Análise da atuação do enfermeiro na gerência de unidades básicas de saúde
INTRODUÇÃO
A gerência constitui um importante instrumento para a efetivação das políticas
de saúde, pois incorpora um caráter articulador e integrativo, em que a ação
gerencial é determinada e determinante do processo de organização dos serviços
de saúde(1).
Em cada organização é necessária a atuação de gerentes que têm o papel de
solucionar problemas, dimensionar recursos, planejar sua aplicação, desenvolver
estratégias, efetuar diagnósticos de situações, garantir o desempenho de uma ou
mais pessoas entre outras atividades que são imprescindíveis para o desempenho
da mesma(2).
Nesse contexto, a ação gerencial numa unidade básica de saúde caracteriza-se em
grande parte pela análise do processo de trabalho, com identificação de
problemas e busca de soluções para reorganização das práticas de saúde, na
tentativa de alcançar as metas descritas no planejamento.
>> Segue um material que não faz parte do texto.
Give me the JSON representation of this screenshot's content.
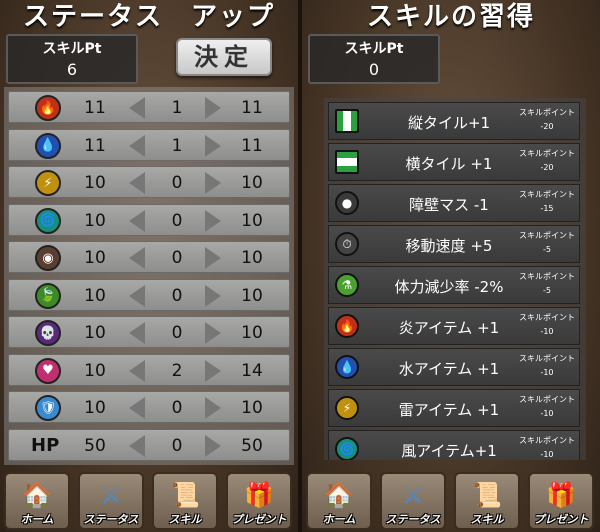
{
  "left": {
    "title": "ステータス　アップ",
    "skill_pt_label": "スキルPt",
    "skill_pt_value": "6",
    "decide_label": "決定",
    "stats": [
      {
        "icon": "fire-element-icon",
        "color": "#c03018",
        "glyph": "🔥",
        "base": "11",
        "add": "1",
        "total": "11"
      },
      {
        "icon": "water-element-icon",
        "color": "#2050b0",
        "glyph": "💧",
        "base": "11",
        "add": "1",
        "total": "11"
      },
      {
        "icon": "thunder-element-icon",
        "color": "#c09010",
        "glyph": "⚡",
        "base": "10",
        "add": "0",
        "total": "10"
      },
      {
        "icon": "wind-element-icon",
        "color": "#189078",
        "glyph": "🌀",
        "base": "10",
        "add": "0",
        "total": "10"
      },
      {
        "icon": "earth-element-icon",
        "color": "#5a3e30",
        "glyph": "◉",
        "base": "10",
        "add": "0",
        "total": "10"
      },
      {
        "icon": "leaf-element-icon",
        "color": "#3e8a28",
        "glyph": "🍃",
        "base": "10",
        "add": "0",
        "total": "10"
      },
      {
        "icon": "skull-element-icon",
        "color": "#5a2a7a",
        "glyph": "💀",
        "base": "10",
        "add": "0",
        "total": "10"
      },
      {
        "icon": "heart-element-icon",
        "color": "#c03070",
        "glyph": "♥",
        "base": "10",
        "add": "2",
        "total": "14"
      },
      {
        "icon": "shield-icon",
        "color": "#3a8ad0",
        "glyph": "🛡",
        "base": "10",
        "add": "0",
        "total": "10"
      }
    ],
    "hp": {
      "label": "HP",
      "base": "50",
      "add": "0",
      "total": "50"
    }
  },
  "right": {
    "title": "スキルの習得",
    "skill_pt_label": "スキルPt",
    "skill_pt_value": "0",
    "skills": [
      {
        "icon": "vertical-tile-icon",
        "color": "#ffffff",
        "glyph": "",
        "name": "縦タイル+1",
        "cost_label": "スキルポイント",
        "cost": "-20"
      },
      {
        "icon": "horizontal-tile-icon",
        "color": "#ffffff",
        "glyph": "",
        "name": "横タイル +1",
        "cost_label": "スキルポイント",
        "cost": "-20"
      },
      {
        "icon": "rock-wall-icon",
        "color": "#3a3a3a",
        "glyph": "●",
        "name": "障壁マス -1",
        "cost_label": "スキルポイント",
        "cost": "-15"
      },
      {
        "icon": "stopwatch-icon",
        "color": "#444444",
        "glyph": "⏱",
        "name": "移動速度 +5",
        "cost_label": "スキルポイント",
        "cost": "-5"
      },
      {
        "icon": "potion-icon",
        "color": "#4aa030",
        "glyph": "⚗",
        "name": "体力減少率 -2%",
        "cost_label": "スキルポイント",
        "cost": "-5"
      },
      {
        "icon": "fire-element-icon",
        "color": "#c03018",
        "glyph": "🔥",
        "name": "炎アイテム +1",
        "cost_label": "スキルポイント",
        "cost": "-10"
      },
      {
        "icon": "water-element-icon",
        "color": "#2050b0",
        "glyph": "💧",
        "name": "水アイテム +1",
        "cost_label": "スキルポイント",
        "cost": "-10"
      },
      {
        "icon": "thunder-element-icon",
        "color": "#c09010",
        "glyph": "⚡",
        "name": "雷アイテム +1",
        "cost_label": "スキルポイント",
        "cost": "-10"
      },
      {
        "icon": "wind-element-icon",
        "color": "#189078",
        "glyph": "🌀",
        "name": "風アイテム+1",
        "cost_label": "スキルポイント",
        "cost": "-10"
      }
    ]
  },
  "nav": [
    {
      "name": "home",
      "label": "ホーム",
      "icon": "house-icon",
      "glyph": "🏠",
      "color": "#c05040"
    },
    {
      "name": "status",
      "label": "ステータス",
      "icon": "crossed-swords-icon",
      "glyph": "⚔",
      "color": "#4a8ad0"
    },
    {
      "name": "skill",
      "label": "スキル",
      "icon": "scroll-icon",
      "glyph": "📜",
      "color": "#d8c090"
    },
    {
      "name": "present",
      "label": "プレゼント",
      "icon": "treasure-chest-icon",
      "glyph": "🎁",
      "color": "#a87020"
    }
  ]
}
Portanto, o gerente
atua como interlocutor e mediador do processo de trabalho(3).
É necessário a participação da academia e dos serviços, num esforço conjunto
para rever as práticas e as intervenções necessárias, no âmbito gerencial,
repensando as dicotomias existentes entre os propósitos e projetos de formação
da força de trabalho em saúde e propósitos e projetos dos serviços, implicando
em mudanças na visão de mundo, de idealista para realista(4).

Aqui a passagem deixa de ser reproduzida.